When he returned to Turkey to teach at Bilkent University, he found that his time away had given him a new perspective. “You rarely get the chance to see what your first language looks like from an external point of view. I wrote a Turkish document, and I realised, there is no Turkish spell-checker,” said Oflazer.
It was the early 1990s, and this observation raised questions that would guide Oflazer’s research interests for the next three decades.
Turkish is an agglutinative language, which means suffixes are attached to a root word. One complex Turkish word with several suffixes could express the same meaning as an entire sentence in English.
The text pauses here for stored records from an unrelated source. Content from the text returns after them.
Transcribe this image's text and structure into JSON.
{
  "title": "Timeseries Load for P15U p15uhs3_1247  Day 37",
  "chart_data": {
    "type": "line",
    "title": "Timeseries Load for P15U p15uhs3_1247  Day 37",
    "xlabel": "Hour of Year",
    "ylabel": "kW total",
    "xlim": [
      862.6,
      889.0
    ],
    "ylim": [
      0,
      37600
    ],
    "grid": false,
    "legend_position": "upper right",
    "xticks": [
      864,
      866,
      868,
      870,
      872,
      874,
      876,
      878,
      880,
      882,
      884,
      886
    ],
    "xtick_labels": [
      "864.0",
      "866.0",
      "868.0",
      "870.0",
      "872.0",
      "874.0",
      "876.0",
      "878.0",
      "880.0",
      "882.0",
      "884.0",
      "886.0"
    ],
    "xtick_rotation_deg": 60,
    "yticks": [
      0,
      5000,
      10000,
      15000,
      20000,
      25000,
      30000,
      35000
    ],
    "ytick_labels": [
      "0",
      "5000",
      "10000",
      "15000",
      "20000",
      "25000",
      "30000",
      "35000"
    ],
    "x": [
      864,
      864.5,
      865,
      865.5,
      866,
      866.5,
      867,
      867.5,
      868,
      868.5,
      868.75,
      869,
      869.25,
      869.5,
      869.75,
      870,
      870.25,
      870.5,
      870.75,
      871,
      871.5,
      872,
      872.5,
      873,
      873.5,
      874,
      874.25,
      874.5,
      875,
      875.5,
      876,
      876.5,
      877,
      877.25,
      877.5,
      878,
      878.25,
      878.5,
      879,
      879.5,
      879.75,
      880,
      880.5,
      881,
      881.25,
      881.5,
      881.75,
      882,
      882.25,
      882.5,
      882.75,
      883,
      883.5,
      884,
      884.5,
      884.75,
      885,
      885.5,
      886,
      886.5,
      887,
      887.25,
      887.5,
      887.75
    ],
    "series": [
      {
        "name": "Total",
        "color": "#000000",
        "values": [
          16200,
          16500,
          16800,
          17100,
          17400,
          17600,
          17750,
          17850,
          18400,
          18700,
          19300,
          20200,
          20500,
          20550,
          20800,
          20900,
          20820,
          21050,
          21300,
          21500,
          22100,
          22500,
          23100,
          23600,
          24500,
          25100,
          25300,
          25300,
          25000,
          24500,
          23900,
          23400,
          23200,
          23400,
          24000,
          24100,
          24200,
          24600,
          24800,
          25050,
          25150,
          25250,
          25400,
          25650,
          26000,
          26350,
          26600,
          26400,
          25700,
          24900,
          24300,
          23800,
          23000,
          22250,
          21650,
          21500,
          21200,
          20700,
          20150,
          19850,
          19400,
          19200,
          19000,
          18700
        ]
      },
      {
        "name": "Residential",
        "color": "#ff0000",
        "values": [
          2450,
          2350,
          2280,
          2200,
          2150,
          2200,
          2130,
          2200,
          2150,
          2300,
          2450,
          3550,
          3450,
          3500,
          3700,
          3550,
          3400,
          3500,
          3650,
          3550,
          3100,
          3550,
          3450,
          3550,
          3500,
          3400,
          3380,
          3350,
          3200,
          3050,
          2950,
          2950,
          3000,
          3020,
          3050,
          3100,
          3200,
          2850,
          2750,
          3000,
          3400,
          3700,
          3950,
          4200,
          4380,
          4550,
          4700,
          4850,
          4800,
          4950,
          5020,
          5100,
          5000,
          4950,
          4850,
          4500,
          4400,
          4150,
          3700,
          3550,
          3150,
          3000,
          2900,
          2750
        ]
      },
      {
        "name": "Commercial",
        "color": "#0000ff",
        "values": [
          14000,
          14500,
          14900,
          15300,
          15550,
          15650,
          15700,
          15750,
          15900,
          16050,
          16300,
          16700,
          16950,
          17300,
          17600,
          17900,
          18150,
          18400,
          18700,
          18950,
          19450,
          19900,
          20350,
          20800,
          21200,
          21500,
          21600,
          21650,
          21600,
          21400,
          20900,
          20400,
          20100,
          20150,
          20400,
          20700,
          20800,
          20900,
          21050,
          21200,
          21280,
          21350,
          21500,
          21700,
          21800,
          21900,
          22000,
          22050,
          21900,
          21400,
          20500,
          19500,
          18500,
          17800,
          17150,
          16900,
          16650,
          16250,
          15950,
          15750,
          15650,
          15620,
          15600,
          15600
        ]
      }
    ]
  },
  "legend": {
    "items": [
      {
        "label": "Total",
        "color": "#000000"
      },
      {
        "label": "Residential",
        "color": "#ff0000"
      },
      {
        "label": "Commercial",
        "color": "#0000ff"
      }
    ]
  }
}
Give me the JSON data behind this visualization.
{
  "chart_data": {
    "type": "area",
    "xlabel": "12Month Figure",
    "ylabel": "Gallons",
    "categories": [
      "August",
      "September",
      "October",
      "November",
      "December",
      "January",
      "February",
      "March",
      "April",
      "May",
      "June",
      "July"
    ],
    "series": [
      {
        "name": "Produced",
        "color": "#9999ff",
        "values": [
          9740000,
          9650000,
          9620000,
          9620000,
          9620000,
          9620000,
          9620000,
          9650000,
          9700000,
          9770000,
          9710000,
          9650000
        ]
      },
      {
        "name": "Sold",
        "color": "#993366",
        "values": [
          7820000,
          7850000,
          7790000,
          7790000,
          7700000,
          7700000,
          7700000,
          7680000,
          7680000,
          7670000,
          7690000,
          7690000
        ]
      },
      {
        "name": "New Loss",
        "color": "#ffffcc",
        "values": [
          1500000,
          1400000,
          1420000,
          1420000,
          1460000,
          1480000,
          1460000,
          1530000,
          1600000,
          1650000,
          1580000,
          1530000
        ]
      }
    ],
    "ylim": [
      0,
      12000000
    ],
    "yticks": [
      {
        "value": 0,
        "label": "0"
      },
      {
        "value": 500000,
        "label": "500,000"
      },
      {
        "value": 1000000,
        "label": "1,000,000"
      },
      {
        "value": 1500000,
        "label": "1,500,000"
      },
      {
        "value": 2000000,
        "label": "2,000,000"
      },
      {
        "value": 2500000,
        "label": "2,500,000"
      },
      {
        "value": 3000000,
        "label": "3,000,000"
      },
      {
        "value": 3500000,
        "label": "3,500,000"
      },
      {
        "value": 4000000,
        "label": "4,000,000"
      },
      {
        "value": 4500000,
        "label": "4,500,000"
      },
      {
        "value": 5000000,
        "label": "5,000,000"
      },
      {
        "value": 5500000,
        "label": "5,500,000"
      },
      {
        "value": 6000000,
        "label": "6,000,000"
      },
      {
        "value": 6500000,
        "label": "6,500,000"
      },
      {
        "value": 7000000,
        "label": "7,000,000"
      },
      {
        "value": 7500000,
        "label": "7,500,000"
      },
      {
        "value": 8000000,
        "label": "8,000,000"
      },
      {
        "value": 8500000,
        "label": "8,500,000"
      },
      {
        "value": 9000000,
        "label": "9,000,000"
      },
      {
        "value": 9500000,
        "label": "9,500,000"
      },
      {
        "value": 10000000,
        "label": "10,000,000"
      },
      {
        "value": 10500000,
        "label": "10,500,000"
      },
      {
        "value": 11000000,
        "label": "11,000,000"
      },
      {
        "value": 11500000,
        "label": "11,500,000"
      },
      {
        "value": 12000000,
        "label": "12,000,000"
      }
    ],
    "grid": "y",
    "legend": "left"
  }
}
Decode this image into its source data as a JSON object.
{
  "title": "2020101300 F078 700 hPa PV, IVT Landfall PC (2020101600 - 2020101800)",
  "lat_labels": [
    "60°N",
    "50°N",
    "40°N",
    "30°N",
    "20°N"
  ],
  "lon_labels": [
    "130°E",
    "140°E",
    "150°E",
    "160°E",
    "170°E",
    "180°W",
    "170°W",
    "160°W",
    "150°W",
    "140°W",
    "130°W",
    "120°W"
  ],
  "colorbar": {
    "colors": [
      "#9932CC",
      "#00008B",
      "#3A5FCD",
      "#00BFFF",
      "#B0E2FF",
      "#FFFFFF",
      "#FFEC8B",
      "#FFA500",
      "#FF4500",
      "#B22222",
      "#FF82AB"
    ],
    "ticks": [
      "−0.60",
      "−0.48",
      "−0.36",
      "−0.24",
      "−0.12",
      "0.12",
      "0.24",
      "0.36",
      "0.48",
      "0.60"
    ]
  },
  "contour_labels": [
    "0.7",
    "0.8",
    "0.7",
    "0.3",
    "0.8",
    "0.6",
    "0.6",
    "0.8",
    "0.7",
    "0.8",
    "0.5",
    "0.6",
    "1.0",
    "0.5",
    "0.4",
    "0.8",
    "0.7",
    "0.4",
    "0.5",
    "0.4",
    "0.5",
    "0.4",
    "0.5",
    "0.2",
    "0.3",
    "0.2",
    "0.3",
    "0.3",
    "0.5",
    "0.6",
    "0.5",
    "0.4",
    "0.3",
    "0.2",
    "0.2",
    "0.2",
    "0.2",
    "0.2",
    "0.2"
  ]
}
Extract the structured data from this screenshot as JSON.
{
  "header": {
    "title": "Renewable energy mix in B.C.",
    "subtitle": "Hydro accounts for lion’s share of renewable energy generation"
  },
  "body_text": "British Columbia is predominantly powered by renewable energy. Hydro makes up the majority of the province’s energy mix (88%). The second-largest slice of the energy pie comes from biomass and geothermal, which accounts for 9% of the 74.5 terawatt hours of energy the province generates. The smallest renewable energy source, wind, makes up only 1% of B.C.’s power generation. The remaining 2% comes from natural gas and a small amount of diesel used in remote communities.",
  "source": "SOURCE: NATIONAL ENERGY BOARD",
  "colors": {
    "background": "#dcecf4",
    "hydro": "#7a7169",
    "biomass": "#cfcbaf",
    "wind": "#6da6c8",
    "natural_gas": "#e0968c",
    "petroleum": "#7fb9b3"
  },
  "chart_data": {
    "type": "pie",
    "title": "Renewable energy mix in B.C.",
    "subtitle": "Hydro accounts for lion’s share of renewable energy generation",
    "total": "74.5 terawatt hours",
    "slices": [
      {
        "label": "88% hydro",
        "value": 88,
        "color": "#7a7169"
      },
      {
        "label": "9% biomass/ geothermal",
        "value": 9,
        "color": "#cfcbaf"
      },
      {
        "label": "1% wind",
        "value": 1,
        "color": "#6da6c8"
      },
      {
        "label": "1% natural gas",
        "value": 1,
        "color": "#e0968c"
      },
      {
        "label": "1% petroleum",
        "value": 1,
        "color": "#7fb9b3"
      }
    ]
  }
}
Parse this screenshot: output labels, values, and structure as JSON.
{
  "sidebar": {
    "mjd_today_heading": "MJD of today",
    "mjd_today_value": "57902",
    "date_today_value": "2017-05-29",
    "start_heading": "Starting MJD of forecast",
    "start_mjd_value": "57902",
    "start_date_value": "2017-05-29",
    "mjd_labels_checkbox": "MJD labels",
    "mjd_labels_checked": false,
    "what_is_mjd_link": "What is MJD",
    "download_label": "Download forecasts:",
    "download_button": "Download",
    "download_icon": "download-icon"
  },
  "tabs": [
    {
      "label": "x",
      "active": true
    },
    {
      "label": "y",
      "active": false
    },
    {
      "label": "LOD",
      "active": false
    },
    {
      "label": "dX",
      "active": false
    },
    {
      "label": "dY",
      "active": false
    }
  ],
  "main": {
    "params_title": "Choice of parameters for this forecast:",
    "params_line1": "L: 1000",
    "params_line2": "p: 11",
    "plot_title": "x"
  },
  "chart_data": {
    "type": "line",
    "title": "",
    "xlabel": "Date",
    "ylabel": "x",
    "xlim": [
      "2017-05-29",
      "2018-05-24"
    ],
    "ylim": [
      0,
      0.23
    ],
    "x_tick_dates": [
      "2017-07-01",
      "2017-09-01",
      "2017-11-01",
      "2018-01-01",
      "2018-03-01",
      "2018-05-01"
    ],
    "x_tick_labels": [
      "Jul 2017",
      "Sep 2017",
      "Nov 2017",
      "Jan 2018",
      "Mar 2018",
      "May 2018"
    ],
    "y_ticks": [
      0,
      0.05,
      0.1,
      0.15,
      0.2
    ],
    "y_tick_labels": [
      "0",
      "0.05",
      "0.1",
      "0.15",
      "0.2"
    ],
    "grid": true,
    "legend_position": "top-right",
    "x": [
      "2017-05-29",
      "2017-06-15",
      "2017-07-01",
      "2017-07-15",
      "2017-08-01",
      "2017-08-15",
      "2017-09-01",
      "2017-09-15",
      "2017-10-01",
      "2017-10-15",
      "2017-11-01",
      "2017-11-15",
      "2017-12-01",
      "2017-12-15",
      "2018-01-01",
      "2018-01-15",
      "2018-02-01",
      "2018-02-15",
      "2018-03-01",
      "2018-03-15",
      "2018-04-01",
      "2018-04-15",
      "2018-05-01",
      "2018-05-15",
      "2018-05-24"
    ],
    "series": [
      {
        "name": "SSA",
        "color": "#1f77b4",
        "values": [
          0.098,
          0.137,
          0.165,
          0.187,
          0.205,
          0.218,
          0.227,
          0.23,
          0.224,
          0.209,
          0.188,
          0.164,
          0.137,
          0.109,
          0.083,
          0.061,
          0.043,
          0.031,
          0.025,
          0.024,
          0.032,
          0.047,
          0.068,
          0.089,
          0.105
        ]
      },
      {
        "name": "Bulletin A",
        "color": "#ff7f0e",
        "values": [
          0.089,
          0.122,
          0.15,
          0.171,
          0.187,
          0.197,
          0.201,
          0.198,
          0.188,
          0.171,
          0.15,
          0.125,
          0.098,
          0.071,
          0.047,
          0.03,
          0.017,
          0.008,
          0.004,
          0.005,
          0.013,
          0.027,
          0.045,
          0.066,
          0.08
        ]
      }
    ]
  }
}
“In English, the computer can check spelling against a finite list of words,” he explains. “In Turkish, a given verb root can give rise to about 1.5mn different word forms. It is rather amazing.”
This also brings other interesting properties, such as free word order where the subject, object or the verb can be arranged in any possible order. In English, by comparison, the order is rather fixed.
In the early 1990s, there was no work being done in the area of Turkish NLP. Through funding provided by Nato Science for Stability Programme, European Union and Turkish Scientific and Technological Research Council, Oflazer and his graduate students did research and development on Turkish natural language processing.
In 2012, Oflazer was invited to deliver a talk at the Language Resources Evaluation Conference in Istanbul on the challenges of Turkish NLP. After the lecture, he was approached by Springer Verlag with a proposition to compile a book on the state of the art of Turkish NLP. Along with co-editor Murat Saraçlar of Bogazici University in Istanbul, Oflazer spent more than four years working with researchers to bring together 25 years of work. The book was published in 2018 in both hard-copy and online versions, and so far more than 2,000 copies of the various chapters have been downloaded.
While Turkish is spoken by more than 70 million people in Turkey, the Middle East, and in European countries, the wider family of Turkic languages are spoken as a native language by approximately 165 million people worldwide.
Kemal Oflazer continues his research in the area of NLP with projects supported by the Qatar National Research Fund.